Perspectives

Brexit: Swiss companies becoming increasingly nervous

Zurich, 21 June 2016

Concerns about the consequences of the UK potentially leaving the EU have now reached company managers in Switzerland.

A poll of 116 Swiss-based CFOs carried out by Deloitte in March showed merely 17% expecting a negative impact on their own company in the event of a Brexit – but by June this had risen to 40% (of 112 surveyed in the latest poll).

At companies with a strong international focus, as many as half (49%) assume the impact of a potential Brexit on their company would be negative.

Companies bracing for the worst

The latest opinion polls in the UK indicate that the result of the vote on 23 June will be close. The nearer the Referendum date draws, the greater the nervousness on financial markets – and now also among Swiss CFOs. Many companies fear greater complexity and rising costs arising from a Brexit scenario.

Firms in all sectors potentially affected are thus preparing themselves for possible scenarios as to manage the impact on their business: fewer export opportunities, new risks and a review of value chains and strategic investments are just a few of the possible challenges companies may face from Brexit. As we haven’t witnessed a similar situation before, such plans are by their nature highly uncertain.

Impact on Switzerland

If Brexit does occur, considerable resources in Brussels will be tied up on the repercussions for some time to come. It may well be that issues affecting Switzerland slip further down the list of priorities. Greater uncertainty within the EU could also increase the appeal of the Swiss franc as a safe haven again.

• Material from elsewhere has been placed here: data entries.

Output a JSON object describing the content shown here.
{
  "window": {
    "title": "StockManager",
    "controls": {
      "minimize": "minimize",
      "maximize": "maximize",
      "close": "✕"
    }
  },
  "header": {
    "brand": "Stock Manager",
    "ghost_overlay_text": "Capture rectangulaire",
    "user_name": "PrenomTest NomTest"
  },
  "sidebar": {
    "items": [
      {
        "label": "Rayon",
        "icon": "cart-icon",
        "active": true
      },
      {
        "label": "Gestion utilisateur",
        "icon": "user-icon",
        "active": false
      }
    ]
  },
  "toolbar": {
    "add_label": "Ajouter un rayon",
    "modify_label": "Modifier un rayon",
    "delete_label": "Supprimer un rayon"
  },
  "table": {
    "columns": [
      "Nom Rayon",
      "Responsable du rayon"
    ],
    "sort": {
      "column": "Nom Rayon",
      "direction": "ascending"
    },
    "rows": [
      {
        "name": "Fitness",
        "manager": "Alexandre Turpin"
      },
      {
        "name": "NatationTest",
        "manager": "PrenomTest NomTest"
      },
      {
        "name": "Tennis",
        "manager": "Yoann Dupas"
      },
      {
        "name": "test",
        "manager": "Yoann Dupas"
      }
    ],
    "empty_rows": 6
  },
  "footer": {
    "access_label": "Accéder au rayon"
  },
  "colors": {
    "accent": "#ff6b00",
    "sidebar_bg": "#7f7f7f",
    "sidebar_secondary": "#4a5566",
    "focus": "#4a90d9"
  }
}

The lack of certainty and the fact that no similar event has occurred before makes it difficult to forecast the impact. Obviously, uncertainty will rise and volatility, for instance on the financial markets, will increase. If the UK decides to remain in the EU, the excitement of the past few weeks will calm down very quickly. Even in that case, however, it would be desirable if the EU were to see the Referendum as a warning sign and redouble its efforts at reform. Regardless of what happens, the Referendum has highlighted areas where improvement is needed to such an extent that it would be unfruitful to go back to the same old agenda.